I feel pretty confident that in order to have both exams covered at 100%, the same provider or same-specialty provider cannot do both exams. Is that correct? The patient is very upset with us and demanding that we file as a well-woman exam because the visit was applied to her deductible. In my experience, even if we were to bill as a well-woman exam, this would not be covered at 100% under preventive benefits and would be denied as max benefits met and become patient responsibility, which would cost her more out of pocket. Is that correct?
 
We should never code based on what will get paid. We code based only on that which was actually done. Was there a complaint/illness that was discussed, i.e. did the lab work result in symptom management or diagnosis? If not, and there is only a screening component, you can't bill an E&M. Preventive exams don't have specific documentation guidelines in the same way E&M services do/did. In fact, CPT tells us that the 'comprehensive' nature of these codes does not align with the comprehensive exam required in E&M codes. We don't count 'bullets' in preventive exams.
Bill the preventive exam w/pap for the second visit, and if there's a coverage issue with two preventive exams in a single year, that's unfortunate, but it's what was done (at her request). But more importantly, billing a service specifically for coverage reasons, when a different type of service is performed, is considered fraudulent.
 
We should never code based on what will get paid. We code based only on that which was actually done. Was there a complaint/illness that was discussed, i.e. did the lab work result in symptom management or diagnosis? If not, and there is only a screening component, you can't bill an E&M. Preventive exams don't have specific documentation guidelines in the same way E&M services do/did. In fact, CPT tells us that the 'comprehensive' nature of these codes does not align with the comprehensive exam required in E&M codes. We don't count 'bullets' in preventive exams.
Bill the preventive exam w/pap for the second visit, and if there's a coverage issue with two preventive exams in a single year, that's unfortunate, but it's what was done (at her request). But more importantly, billing a service specifically for coverage reasons, when a different type of service is performed, is considered fraudulent.

I apologize, think perhaps I wasn't clear in my post. The patient had abnormal labs at her adult physical in March and a nurse called her with those results and scheduled her to come back in 4 to 6 weeks for repeat lab tests. She then came in to discuss those results and requested a pap be done at that time. I know that we can only bill what was actually done as opposed to billing for coverage reasons. While there aren't specific documentation guidelines, there are other components to a well woman exam that are supposed to be performed when billing for it. According to CPT, preventive medicine visits are “comprehensive preventive medicine evaluation and management services of an individual including an age and gender appropriate history, examination, counseling/anticipatory guidance/risk factor reduction interventions, and the ordering of laboratory/diagnostic procedures.”

Billing a preventive exam when only a vaginal exam and pap smear were performed seems fraudulent to me.

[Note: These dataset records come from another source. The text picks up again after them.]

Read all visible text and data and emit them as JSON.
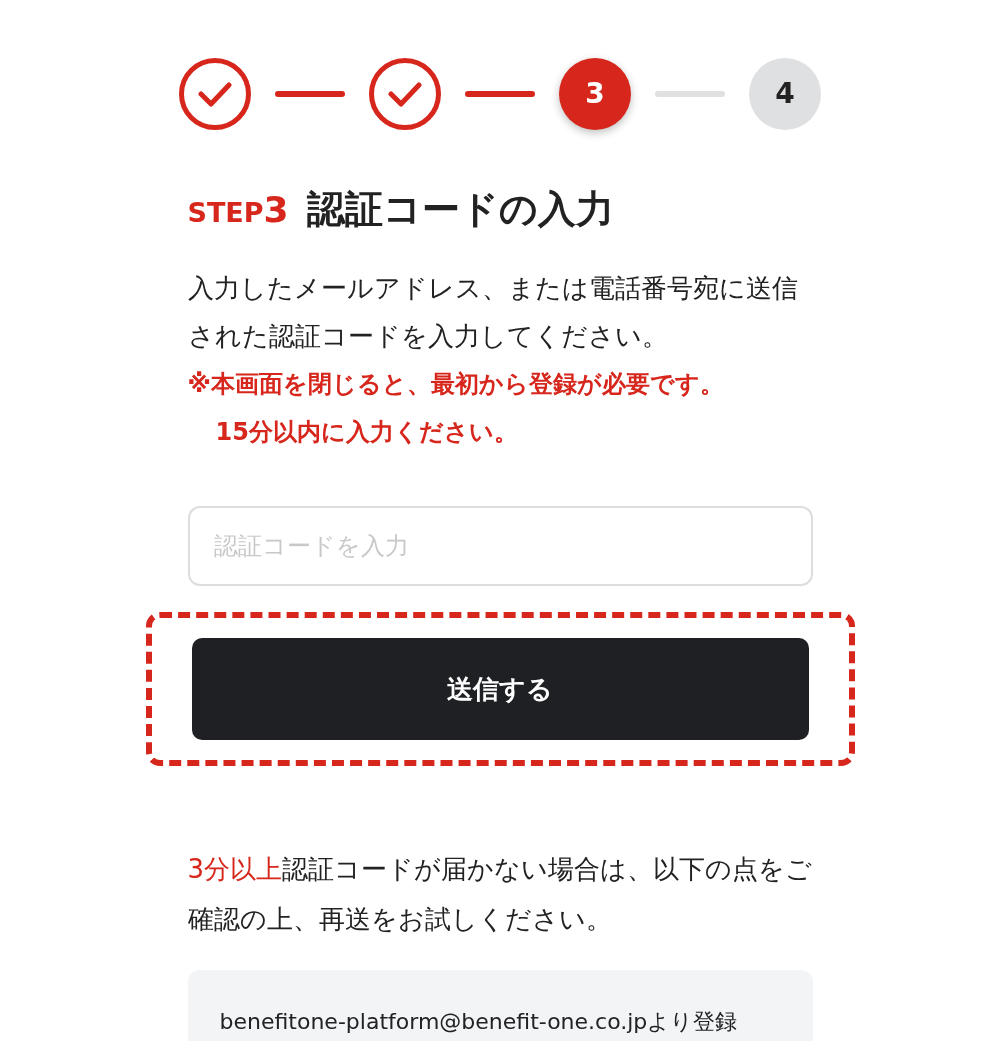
{
  "steps": [
    {
      "completed": true,
      "selected": false
    },
    {
      "completed": true,
      "selected": false
    },
    {
      "completed": false,
      "selected": true,
      "label": "3"
    },
    {
      "completed": false,
      "selected": false,
      "label": "4"
    }
  ],
  "heading": {
    "step_word": "STEP",
    "step_number": "3",
    "title": "認証コードの入力"
  },
  "instructions": "入力したメールアドレス、または電話番号宛に送信された認証コードを入力してください。",
  "warnings": [
    "※本画面を閉じると、最初から登録が必要です。",
    "15分以内に入力ください。"
  ],
  "code_field": {
    "placeholder": "認証コードを入力"
  },
  "submit_button": {
    "label": "送信する",
    "highlighted": true
  },
  "resend_note": {
    "highlight": "3分以上",
    "text": "認証コードが届かない場合は、以下の点をご確認の上、再送をお試しください。"
  },
  "info_box": {
    "lines": [
      "benefitone-platform@benefit-one.co.jpより登録"
    ]
  }
}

I really only listed the information about her being upset that it applied to deductible in my post as I am trying to explain to the patient that we did not do a full preventive exam and cannot bill for something that we did not do. And then my secondary question was - even IF we did complete a well woman exam, it would not be covered at the 100% benefit that she thinks it will be covered at since the same provider or same-specialty provider cannot do both exams, correct?

If you are saying that the information that I provided DOES meet the rules for billing a preventive exam without the "age and gender appropriate history, counseling/anticipatory guidance/risk factor reduction interventions, and the ordering of laboratory/diagnostic procedures." then I am happy to bill it as a well woman exam for her. (And wait in joyful anticipation to revisit this when her new bill arrives. Just kidding, obviously.)